L’intérêt pour les contenus politiques croît clairement avec l’âge : de 30,4 % chez les 15 à 29 ans, il monte à 71,8 % chez les plus de 60 ans. Le suivi des influenceurs du jeu vidéo montre une tendance inverse : il est plus fort chez les jeunes (43,5 %) et diminue chez les tranches d’âge plus élevées.
Les influenceurs génèrent-ils des achats ?
28,9% de ceux qui suivent des influenceurs déclarent avoir acheté un produit ou un service sur recommandation de l’un d’entre eux. Sept followers sur dix n’ont pas réalisé d’achat motivé par un influenceur.
Montrant : Total
La tranche d’âge ayant la plus faible propension à acheter sur la base des recommandations des influenceurs est, contre-intuitivement, la plus jeune. Seuls 8,7% des répondants âgés de 15 à 29 ans déclarent l’avoir fait, alors que dans les autres groupes la proportion reste stable entre 30% et 32,5%.
Le réseau social fait également la différence dans la conversion à l’achat. Les abonnés des influenceurs sur Instagram sont les plus susceptibles d’acheter : 40,3 % l’ont fait. Sur TikTok, cette proportion est de 28,2 %, et sur YouTube, de 15,8 %, le plus bas, selon nos données.

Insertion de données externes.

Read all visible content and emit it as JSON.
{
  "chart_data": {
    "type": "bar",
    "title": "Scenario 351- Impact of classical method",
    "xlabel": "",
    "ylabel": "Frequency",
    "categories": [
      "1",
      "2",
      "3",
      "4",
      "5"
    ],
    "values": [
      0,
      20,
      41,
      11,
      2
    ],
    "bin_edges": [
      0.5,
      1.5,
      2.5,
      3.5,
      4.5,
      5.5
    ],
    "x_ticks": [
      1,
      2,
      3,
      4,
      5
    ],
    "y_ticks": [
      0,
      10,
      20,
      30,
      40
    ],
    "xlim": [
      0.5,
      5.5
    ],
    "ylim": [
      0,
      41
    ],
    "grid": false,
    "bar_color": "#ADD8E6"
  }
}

Comment est perçu l’impact des influenceurs ?
Au-delà des habitudes de consommation, l’enquête s’intéresse à la perception de l’impact des influenceurs sur l’opinion publique. 68,9 % de ceux qui les suivent sont d’accord ou totalement d’accord avec le fait que les influenceurs peuvent changer l’opinion des gens sur des sujets d’intérêt public. Seulement 8,3 % ne sont pas d’accord.

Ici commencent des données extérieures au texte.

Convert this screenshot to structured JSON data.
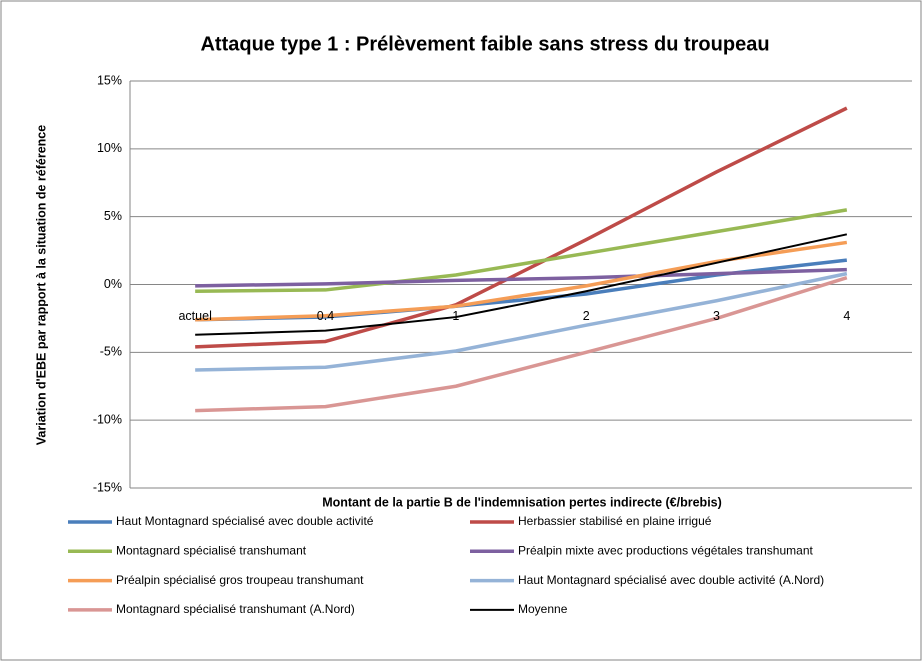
{
  "chart_data": {
    "type": "line",
    "title": "Attaque type 1 : Prélèvement faible sans stress du troupeau",
    "x_label": "Montant de la partie B de l'indemnisation pertes indirecte (€/brebis)",
    "y_label": "Variation d'EBE par rapport à la situation de référence",
    "categories": [
      "actuel",
      "0.4",
      "1",
      "2",
      "3",
      "4"
    ],
    "ylim": [
      -15,
      15
    ],
    "yticks": [
      {
        "value": -15,
        "label": "-15%"
      },
      {
        "value": -10,
        "label": "-10%"
      },
      {
        "value": -5,
        "label": "-5%"
      },
      {
        "value": 0,
        "label": "0%"
      },
      {
        "value": 5,
        "label": "5%"
      },
      {
        "value": 10,
        "label": "10%"
      },
      {
        "value": 15,
        "label": "15%"
      }
    ],
    "grid": true,
    "series": [
      {
        "name": "Haut Montagnard spécialisé avec double activité",
        "color": "#4a7ebb",
        "values": [
          -2.6,
          -2.4,
          -1.6,
          -0.7,
          0.7,
          1.8
        ]
      },
      {
        "name": "Herbassier stabilisé en plaine irrigué",
        "color": "#be4b48",
        "values": [
          -4.6,
          -4.2,
          -1.5,
          3.3,
          8.3,
          13.0
        ]
      },
      {
        "name": "Montagnard spécialisé transhumant",
        "color": "#98b954",
        "values": [
          -0.5,
          -0.4,
          0.7,
          2.3,
          3.9,
          5.5
        ]
      },
      {
        "name": "Préalpin mixte avec productions végétales transhumant",
        "color": "#7d60a0",
        "values": [
          -0.1,
          0.05,
          0.3,
          0.5,
          0.8,
          1.1
        ]
      },
      {
        "name": "Préalpin spécialisé gros troupeau transhumant",
        "color": "#f59d56",
        "values": [
          -2.6,
          -2.3,
          -1.6,
          -0.1,
          1.7,
          3.1
        ]
      },
      {
        "name": "Haut Montagnard spécialisé avec double activité (A.Nord)",
        "color": "#95b3d7",
        "values": [
          -6.3,
          -6.1,
          -4.9,
          -3.0,
          -1.2,
          0.8
        ]
      },
      {
        "name": "Montagnard spécialisé transhumant (A.Nord)",
        "color": "#d99694",
        "values": [
          -9.3,
          -9.0,
          -7.5,
          -5.0,
          -2.5,
          0.5
        ]
      },
      {
        "name": "Moyenne",
        "color": "#000000",
        "values": [
          -3.7,
          -3.4,
          -2.4,
          -0.5,
          1.6,
          3.7
        ]
      }
    ]
  }
}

La perception de la trajectoire historique du phénomène est encore plus convaincante. 79,8% des followers des influenceurs considèrent qu’ils ont aujourd’hui un impact plus important qu’il y a dix ans. Seuls 7,9% estiment que son impact a diminué.
Les données montrent que le suivi des influenceurs est présent dans toutes les tranches d’âge et ne fait pas de distinction entre les hommes et les femmes, mais il varie en intensité, en plateforme, en type de contenu et en effets spécifiques tels que la décision d’achat. La politique et l’humour dominent la carte du contenu, bien qu’avec des différences notables selon le sexe et l’âge du suiveur.
On observe également que ceux qui suivent les influenceurs leur attribuent un réel poids dans la formation de l’opinion publique : deux sur trois estiment qu’ils peuvent changer la manière de penser les sujets d’intérêt collectif, ce qui invite à développer des recherches plus larges sur ce phénomène et son importance dans les processus sociaux et culturels.